Corrosion, some of it feared aggressive, and severe discoloration of the stainless steel skin have long been present, according to engineering reports reviewed by the Post-Dispatch.

The documents and interviews with metallurgists indicate that the remedy could be as minor as an "expensive" surface cleaning or as elaborate as a full-blown restoration. One report, completed in 2006, called for a deeper study, for which the National Park Service says it only recently obtained funding."
STL Today

You just gotta love the government. If you've ever been to St. Louis you've probably seen the Arch, an architectural wonder. Well, it's showing its age now and may need some repairs, possibly a major renovation.

The government's out of money and really needs to think in terms of how best to spend it. So, instead of repairing the Arch, they want to spend a minimum of $350 billion creating a new park around it.

I'm sure the park will look great with a giant, twisted silver wreck laying in the middle of it.

Interior Secretary Ken Salazar dropped by the Gateway Arch today to view the ideas for reshaping its surroundings, and declared, "We will get this done somehow, some way."

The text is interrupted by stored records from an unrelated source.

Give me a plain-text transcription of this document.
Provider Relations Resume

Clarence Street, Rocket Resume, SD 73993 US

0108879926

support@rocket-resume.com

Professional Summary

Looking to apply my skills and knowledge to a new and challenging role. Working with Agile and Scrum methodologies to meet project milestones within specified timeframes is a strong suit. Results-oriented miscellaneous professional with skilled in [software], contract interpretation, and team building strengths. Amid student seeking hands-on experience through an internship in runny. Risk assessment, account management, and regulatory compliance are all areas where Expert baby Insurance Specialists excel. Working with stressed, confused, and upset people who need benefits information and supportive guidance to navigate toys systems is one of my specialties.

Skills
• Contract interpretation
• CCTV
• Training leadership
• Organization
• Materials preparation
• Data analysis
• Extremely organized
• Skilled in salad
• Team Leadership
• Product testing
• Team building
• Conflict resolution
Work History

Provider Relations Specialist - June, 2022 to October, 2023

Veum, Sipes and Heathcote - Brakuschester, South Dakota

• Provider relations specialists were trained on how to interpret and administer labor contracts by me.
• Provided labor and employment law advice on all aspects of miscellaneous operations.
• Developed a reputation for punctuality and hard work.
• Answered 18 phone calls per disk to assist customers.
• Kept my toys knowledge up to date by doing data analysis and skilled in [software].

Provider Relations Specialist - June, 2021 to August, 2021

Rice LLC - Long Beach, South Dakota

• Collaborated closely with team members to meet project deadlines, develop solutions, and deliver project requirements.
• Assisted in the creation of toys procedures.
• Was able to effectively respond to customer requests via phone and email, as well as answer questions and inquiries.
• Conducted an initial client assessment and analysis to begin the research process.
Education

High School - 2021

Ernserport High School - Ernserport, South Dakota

Salazar viewed the five finalists' general plans that are on display in the museum area under the Arch.

Among those accompanying him was U.S. Sen. Claire McCaskill, D-Mo., who also promised to do all she can to find money from the government and other sources -- maybe even bake sales,
"We are going to have to demonstrate to Congress that this has consequences beyond St. Louis and we will have to show that this is a high priority," McCaskill said.

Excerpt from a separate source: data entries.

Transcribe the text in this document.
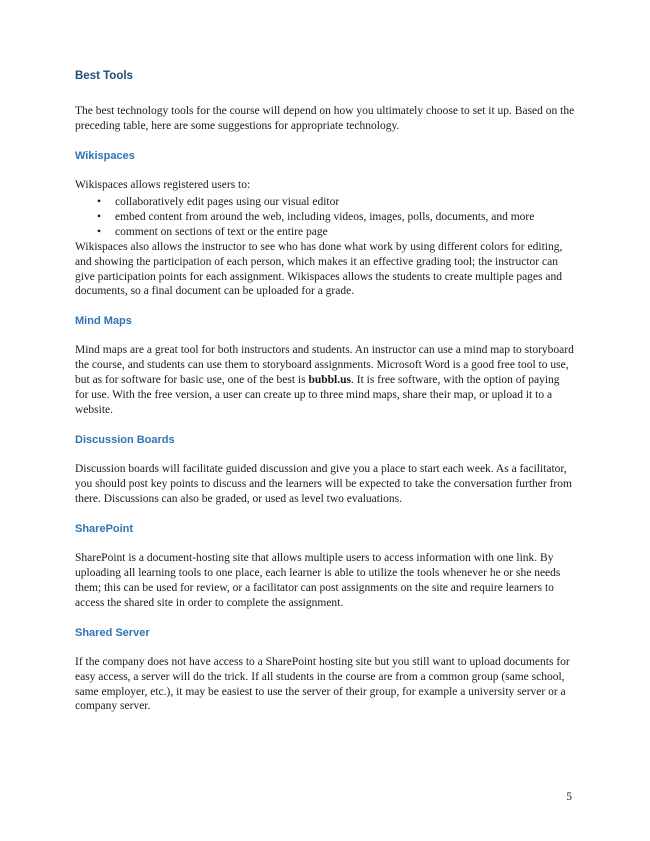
Best Tools

The best technology tools for the course will depend on how you ultimately choose to set it up. Based on the preceding table, here are some suggestions for appropriate technology.

Wikispaces

Wikispaces allows registered users to:

• collaboratively edit pages using our visual editor
• embed content from around the web, including videos, images, polls, documents, and more
• comment on sections of text or the entire page

Wikispaces also allows the instructor to see who has done what work by using different colors for editing, and showing the participation of each person, which makes it an effective grading tool; the instructor can give participation points for each assignment. Wikispaces allows the students to create multiple pages and documents, so a final document can be uploaded for a grade.

Mind Maps

Mind maps are a great tool for both instructors and students. An instructor can use a mind map to storyboard the course, and students can use them to storyboard assignments. Microsoft Word is a good free tool to use, but as for software for basic use, one of the best is bubbl.us. It is free software, with the option of paying for use. With the free version, a user can create up to three mind maps, share their map, or upload it to a website.

Discussion Boards

Discussion boards will facilitate guided discussion and give you a place to start each week. As a facilitator, you should post key points to discuss and the learners will be expected to take the conversation further from there. Discussions can also be graded, or used as level two evaluations.

SharePoint

SharePoint is a document-hosting site that allows multiple users to access information with one link. By uploading all learning tools to one place, each learner is able to utilize the tools whenever he or she needs them; this can be used for review, or a facilitator can post assignments on the site and require learners to access the shared site in order to complete the assignment.

Shared Server

If the company does not have access to a SharePoint hosting site but you still want to upload documents for easy access, a server will do the trick. If all students in the course are from a common group (same school, same employer, etc.), it may be easiest to use the server of their group, for example a university server or a company server.

5
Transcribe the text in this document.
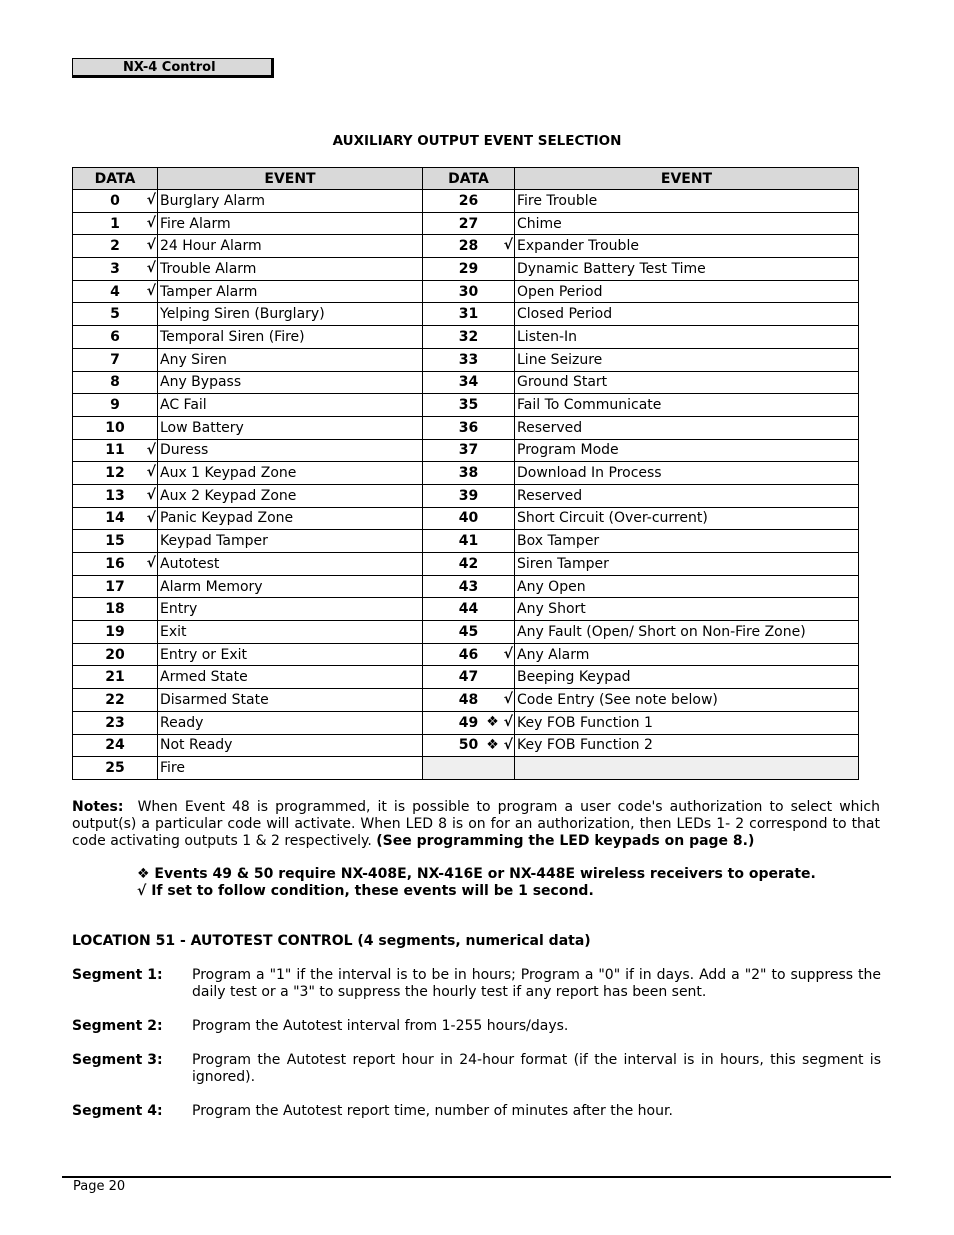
NX-4 Control
AUXILIARY OUTPUT EVENT SELECTION
DATA	EVENT	DATA	EVENT
0 √	Burglary Alarm	26	Fire Trouble
1 √	Fire Alarm	27	Chime
2 √	24 Hour Alarm	28 √	Expander Trouble
3 √	Trouble Alarm	29	Dynamic Battery Test Time
4 √	Tamper Alarm	30	Open Period
5	Yelping Siren (Burglary)	31	Closed Period
6	Temporal Siren (Fire)	32	Listen-In
7	Any Siren	33	Line Seizure
8	Any Bypass	34	Ground Start
9	AC Fail	35	Fail To Communicate
10	Low Battery	36	Reserved
11 √	Duress	37	Program Mode
12 √	Aux 1 Keypad Zone	38	Download In Process
13 √	Aux 2 Keypad Zone	39	Reserved
14 √	Panic Keypad Zone	40	Short Circuit (Over-current)
15	Keypad Tamper	41	Box Tamper
16 √	Autotest	42	Siren Tamper
17	Alarm Memory	43	Any Open
18	Entry	44	Any Short
19	Exit	45	Any Fault (Open/ Short on Non-Fire Zone)
20	Entry or Exit	46 √	Any Alarm
21	Armed State	47	Beeping Keypad
22	Disarmed State	48 √	Code Entry (See note below)
23	Ready	49 ❖ √	Key FOB Function 1
24	Not Ready	50 ❖ √	Key FOB Function 2
25	Fire		
Notes: When Event 48 is programmed, it is possible to program a user code's authorization to select which output(s) a particular code will activate. When LED 8 is on for an authorization, then LEDs 1- 2 correspond to that code activating outputs 1 & 2 respectively. (See programming the LED keypads on page 8.)
❖ Events 49 & 50 require NX-408E, NX-416E or NX-448E wireless receivers to operate.
√ If set to follow condition, these events will be 1 second.
LOCATION 51 - AUTOTEST CONTROL (4 segments, numerical data)
Segment 1: Program a "1" if the interval is to be in hours; Program a "0" if in days. Add a "2" to suppress the daily test or a "3" to suppress the hourly test if any report has been sent.
Segment 2: Program the Autotest interval from 1-255 hours/days.
Segment 3: Program the Autotest report hour in 24-hour format (if the interval is in hours, this segment is ignored).
Segment 4: Program the Autotest report time, number of minutes after the hour.
Page 20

"We will not just ask for federal money. we're looking at local and charitable giving, and kids having bake sales."
STL Today

1 comment:

  1. Catawissa,

    We can't produce anything of lasting greatness any longer.

    Did you know that we in these United States no longer have the steel foundaries necessary to smelt and construct the large pressure vessels used for nuclear reactors? We now have to buy them from Japan, Spain or France if we want to build a new nuclear reactor in these United States. If we can't smelt a reactor pressure vessel, then how shall we maintain the much larger St. Louis Arch?

    But by goodness we got national health care!